Pemajakan BUT, baik menegnai definisi, alokasi penghasilan maupun

pemajakan laba setelah pajak, sanagt diwarnai oleh ketentuan dalam

perjanjian penghindaraan pajak berganda (P3B) individu antara Indonesia

dengan negara mitra perjanjian. Oleh Karena itu, dalam aplikasi pemajakan

ketentuan pada P3B antara Indonesia dengan mitra tempat WPLN

pengoperasian BUT bertempat kedudukan perlu diperhatikan secara seksama.

Ketentuan dalam P3B, apabila kurang sejalan dengan ketentuan domestik,

15
sesuai dengan kebiasaan global (van Read; 1988), mempunyai prioritas untuk

dilaksanakan dengan mngesampingkan ketentuan domestik. Menurut

Brotodihardjo (1971) dan Rochmat Soemitro (1977), Indonesia termasuk

negara penganut pemikiran tersebut.

16
BAB III

PENUTUP

3.1 Kesimpulan

1. Bentuk usaha tetap (BUT) menurut Undang-Undang PPh adalah bentuk

usaha dipergunakan oleh orang pribadi yang berada di Indonesia tidak

lebih dari 183 hari dalam jangka waktu 12 bulan, dan badan yang tidak

didirian dan tidak bertempat kedudukan di Indonesia untuk menjalankan

usaha atau melakan kegiatan di Indonesia.

2. Pemajakan BUT di Indonesia dari wajib pajak yang termasuk ke dalam

subjek pajak BUT, dan objek pajak BUT sesuai dengan tarif pajak BUT

yang telah ditetapkan.

3. BUT dan Kantor pusat (secara administratif) dianggap mempunyai

kewajiban perpajakan tersendiri.
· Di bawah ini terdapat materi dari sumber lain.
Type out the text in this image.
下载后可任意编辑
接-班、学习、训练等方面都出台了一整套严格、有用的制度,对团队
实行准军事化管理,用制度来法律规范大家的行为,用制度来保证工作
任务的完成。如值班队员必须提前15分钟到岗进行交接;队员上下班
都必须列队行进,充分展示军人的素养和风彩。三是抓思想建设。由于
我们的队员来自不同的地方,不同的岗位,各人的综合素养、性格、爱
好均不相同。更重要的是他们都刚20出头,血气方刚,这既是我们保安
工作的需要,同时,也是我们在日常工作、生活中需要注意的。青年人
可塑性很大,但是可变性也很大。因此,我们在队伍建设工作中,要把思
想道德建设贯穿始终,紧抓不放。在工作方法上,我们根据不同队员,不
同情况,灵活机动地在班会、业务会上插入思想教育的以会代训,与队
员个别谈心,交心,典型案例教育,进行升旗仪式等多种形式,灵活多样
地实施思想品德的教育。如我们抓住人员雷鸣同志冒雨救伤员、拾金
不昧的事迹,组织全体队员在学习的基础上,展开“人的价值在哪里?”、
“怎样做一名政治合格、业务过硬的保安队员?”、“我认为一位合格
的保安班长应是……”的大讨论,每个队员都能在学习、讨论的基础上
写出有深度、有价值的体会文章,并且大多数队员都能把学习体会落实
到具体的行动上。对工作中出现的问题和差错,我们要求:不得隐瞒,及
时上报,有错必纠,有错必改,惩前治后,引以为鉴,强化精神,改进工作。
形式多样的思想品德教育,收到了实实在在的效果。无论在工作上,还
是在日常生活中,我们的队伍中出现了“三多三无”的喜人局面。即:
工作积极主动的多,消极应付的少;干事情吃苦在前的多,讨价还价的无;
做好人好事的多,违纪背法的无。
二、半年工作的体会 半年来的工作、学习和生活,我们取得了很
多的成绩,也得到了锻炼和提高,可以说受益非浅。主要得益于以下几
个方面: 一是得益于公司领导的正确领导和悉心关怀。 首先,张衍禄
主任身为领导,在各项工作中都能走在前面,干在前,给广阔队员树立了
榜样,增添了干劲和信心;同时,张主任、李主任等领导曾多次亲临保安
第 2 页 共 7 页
Laba yang dialokasikan kepada BUT

adalah laba yang seharusnya diperoleh BUT apabila, seandainya seolah-

olah tidak berhubungan dengan Kantor Pusat, telah bermitra usaha dengan

suatu perusahaan yang bebas.

4. Perjanjian penghindaran pajak berganda antara Indonesia dengan Negara

mitra perjanjian berpengaruh terhadap pemajakan BUT baik dari definisi,

alokasi penghasilan maupun pemajakan laba setelah pajak.